Digital Sequence Information: The New Frontier

Modern biotechnology has created a new challenge that existing frameworks weren’t built to handle. Advances in synthetic biology, gene editing, and artificial intelligence now allow companies to develop commercial products from digital sequence information (DSI), the genetic data of organisms uploaded to open-access databases, without ever physically accessing the biological resource. A company can download a genome sequence, synthesize the relevant compounds, and bring a product to market without setting foot in the country of origin. Traditional benefit-sharing agreements, which are triggered by physical access to a resource, become irrelevant.

The international response came in late 2024 at the UN Biodiversity Conference (COP16), where parties to the Convention on Biological Diversity adopted a new multilateral mechanism. Rather than trying to track who downloads which sequence from which country, the system decouples access from benefit-sharing. Open access to genetic data is preserved, but commercial users are expected to contribute to a global fund called the Cali Fund, officially launched in February 2025. Companies in pharmaceuticals, agricultural biotech, cosmetics, and similar sectors that exceed certain size thresholds (such as $50 million in sales or $5 million in profits) are expected to contribute 1% of their profits or 0.1% of their revenue. These funds will be distributed to biodiversity-rich countries and indigenous communities.

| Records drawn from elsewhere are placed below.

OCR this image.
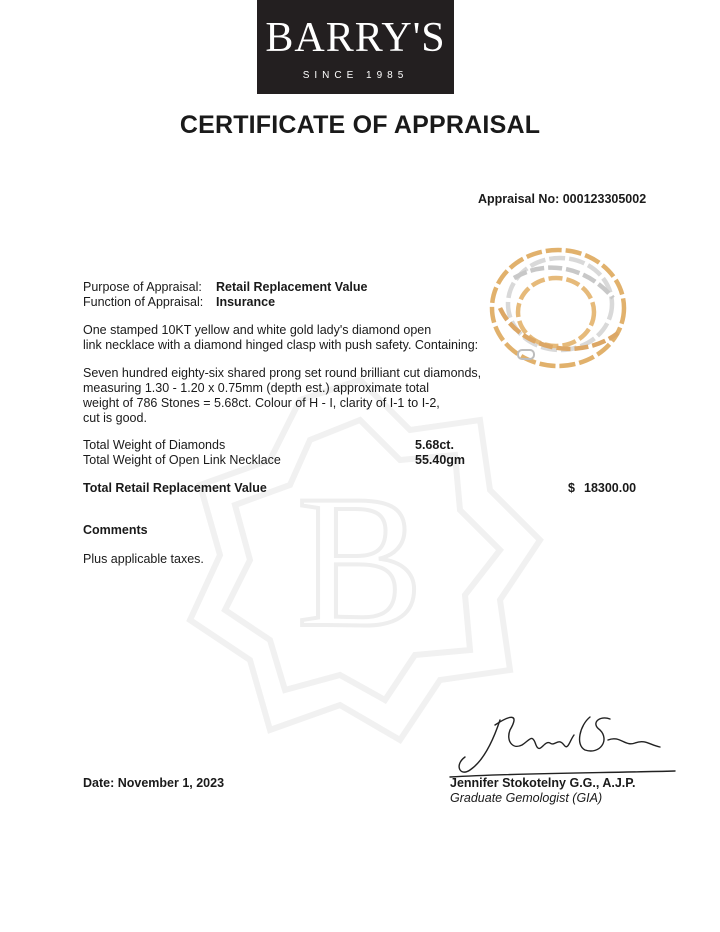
B
BARRY'S
SINCE 1985
CERTIFICATE OF APPRAISAL
Appraisal No: 000123305002
Purpose of Appraisal: Retail Replacement Value
Function of Appraisal: Insurance
One stamped 10KT yellow and white gold lady's diamond open
link necklace with a diamond hinged clasp with push safety. Containing:
Seven hundred eighty-six shared prong set round brilliant cut diamonds,
measuring 1.30 - 1.20 x 0.75mm (depth est.) approximate total
weight of 786 Stones = 5.68ct. Colour of H - I, clarity of I-1 to I-2,
cut is good.
Total Weight of Diamonds	5.68ct.
Total Weight of Open Link Necklace	55.40gm
Total Retail Replacement Value	$ 18300.00
Comments
Plus applicable taxes.
Date: November 1, 2023	Jennifer Stokotelny G.G., A.J.P.
Graduate Gemologist (GIA)
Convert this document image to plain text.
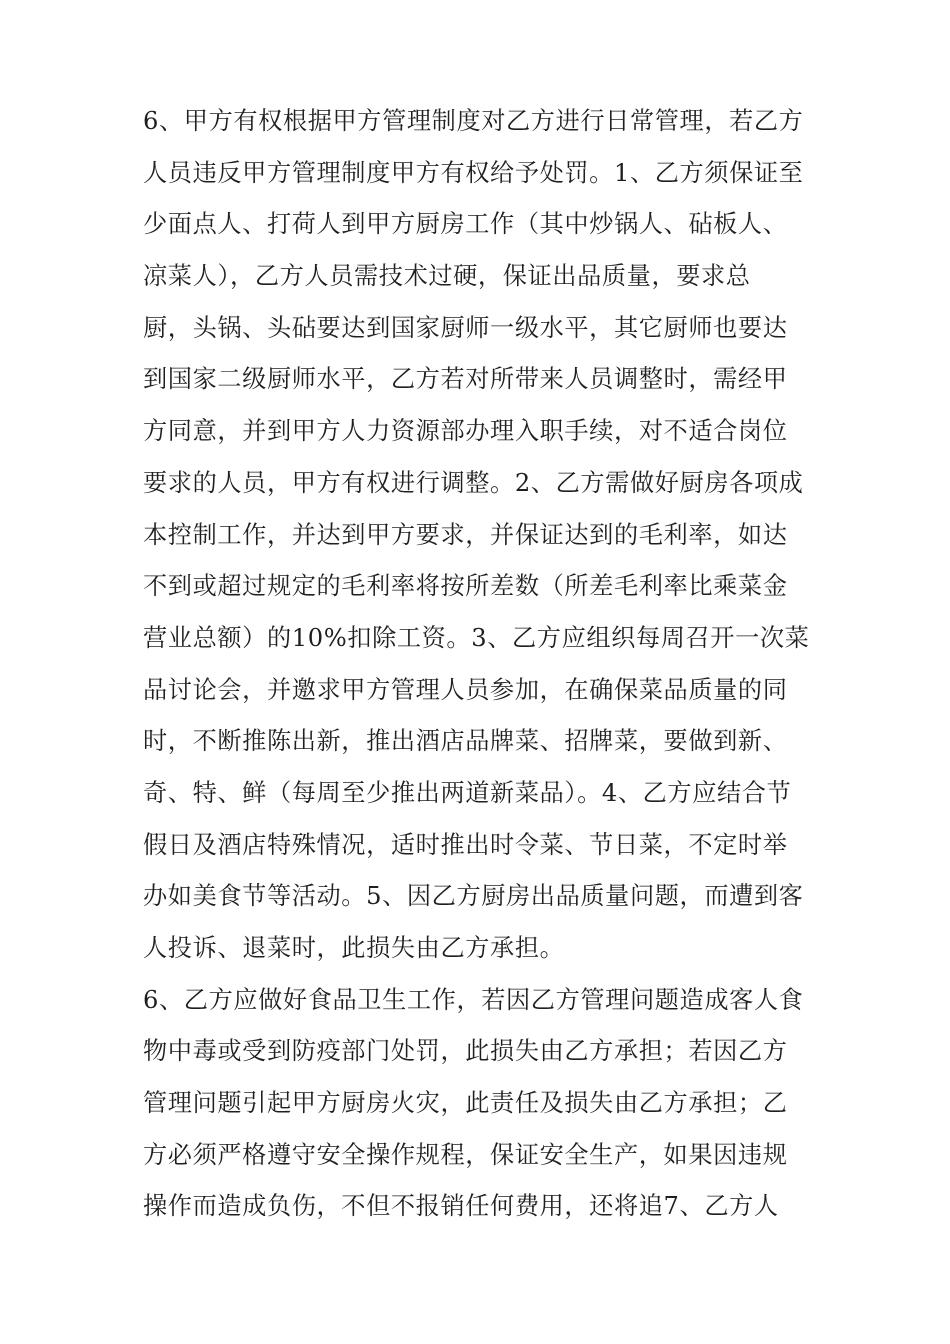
6、甲方有权根据甲方管理制度对乙方进行日常管理，若乙方
人员违反甲方管理制度甲方有权给予处罚。1、乙方须保证至
少面点人、打荷人到甲方厨房工作（其中炒锅人、砧板人、
凉菜人），乙方人员需技术过硬，保证出品质量，要求总
厨，头锅、头砧要达到国家厨师一级水平，其它厨师也要达
到国家二级厨师水平，乙方若对所带来人员调整时，需经甲
方同意，并到甲方人力资源部办理入职手续，对不适合岗位
要求的人员，甲方有权进行调整。2、乙方需做好厨房各项成
本控制工作，并达到甲方要求，并保证达到的毛利率，如达
不到或超过规定的毛利率将按所差数（所差毛利率比乘菜金
营业总额）的10%扣除工资。3、乙方应组织每周召开一次菜
品讨论会，并邀求甲方管理人员参加，在确保菜品质量的同
时，不断推陈出新，推出酒店品牌菜、招牌菜，要做到新、
奇、特、鲜（每周至少推出两道新菜品）。4、乙方应结合节
假日及酒店特殊情况，适时推出时令菜、节日菜，不定时举
办如美食节等活动。5、因乙方厨房出品质量问题，而遭到客
人投诉、退菜时，此损失由乙方承担。
6、乙方应做好食品卫生工作，若因乙方管理问题造成客人食
物中毒或受到防疫部门处罚，此损失由乙方承担；若因乙方
管理问题引起甲方厨房火灾，此责任及损失由乙方承担；乙
方必须严格遵守安全操作规程，保证安全生产，如果因违规
操作而造成负伤，不但不报销任何费用，还将追7、乙方人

Researchers submitting genetic data to databases now face new requirements too: metadata must include the country of origin of the genetic resource and indicate whether traditional knowledge was used in its development.

The 2024 WIPO Patent Treaty

In May 2024, the World Intellectual Property Organization finalized a treaty that directly targets one of biopiracy’s root causes: the lack of transparency in the patent system. The treaty establishes a mandatory disclosure requirement for patent applicants worldwide. If a claimed invention is based on genetic resources or associated traditional knowledge, the applicant must disclose the country of origin and, where applicable, identify the indigenous peoples or local community that provided the knowledge.

If the applicant doesn’t know the country of origin, they must disclose the source of the resource. If they don’t know that either, they must formally declare their lack of knowledge. Patent offices are expected to provide guidance on compliance, though they have no obligation to verify whether disclosures are accurate. This is a meaningful structural change, but it places enforcement largely on the honor system, a limitation that advocates have noted.

Together, the Nagoya Protocol, India’s TKDL model, the Cali Fund, and the 2024 WIPO treaty represent an evolving patchwork of protections. They’ve made biopiracy harder to carry out invisibly, but the power imbalance between multinational corporations and indigenous communities remains the central challenge. The knowledge is worth billions. The question has always been who benefits.